In Central Iowa, the small towns of Parkersburg and neighboring New Hartford suffered direct hits in the late afternoon from at least one powerful twister, killing six people and leaving a trail of 50 to 60 splintered or flattened homes and other structures.
Rescue teams armed with listening devices and expertise in digging through debris were searching in Parkersburg, a town of 1,800 roughly 80 miles northeast of Des Moines, said Bret Voorhees of Iowa's emergency management. Another 650 people live in New Hartford.
A two-year-old child died in Hugo, Minnesota, near Minneapolis, where dozens of homes were destroyed by what was likely a tornado, according to local media reports.
The storms fired up Sunday afternoon and brought hail and high winds on a frontal boundary from Texas to Minnesota.
The slow-moving storm system formed on the divide between warm air to the east and cool air to the west, creating ideal conditions for tornadoes.

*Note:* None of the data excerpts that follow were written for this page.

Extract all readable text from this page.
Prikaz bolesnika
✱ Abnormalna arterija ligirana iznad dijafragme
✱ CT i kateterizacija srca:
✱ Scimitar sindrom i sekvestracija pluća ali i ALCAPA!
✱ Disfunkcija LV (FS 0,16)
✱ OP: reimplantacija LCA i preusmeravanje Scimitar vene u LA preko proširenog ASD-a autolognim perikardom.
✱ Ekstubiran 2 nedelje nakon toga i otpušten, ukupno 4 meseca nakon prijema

Tornado season in the United States peaks in spring and early summer but twisters also pose a threat in the fall.
Added to the two people killed on Saturday in Kansas when their car was swept up and tossed by a tornado generated by the same storm system, there have been more than 100 people killed in the United States by tornadoes so far this year.
"We've definitely had an unusually high death toll, which is the misfortune of having tornadoes hitting population centers," said Roger Edwards, a meteorologist at the Storm Prediction Center in Norman, Oklahoma.
Tornadoes are blamed for an average of 54 U.S. deaths a year between 1997 and 2006.
The Storm Prediction Center, which tracks and issues warnings for the "Tornado Alley" between Texas to the Upper Midwest, said there have been reports of roughly 1,000 tornadoes this season compared to 500 or 600 by this time in an average year. There may not have been that many tornadoes, though, as there can be multiple reports for a single twister.
This particular storm system produced tornadoes three consecutive days as it gradually moved east, though its intensity was expected to wane, Edwards said.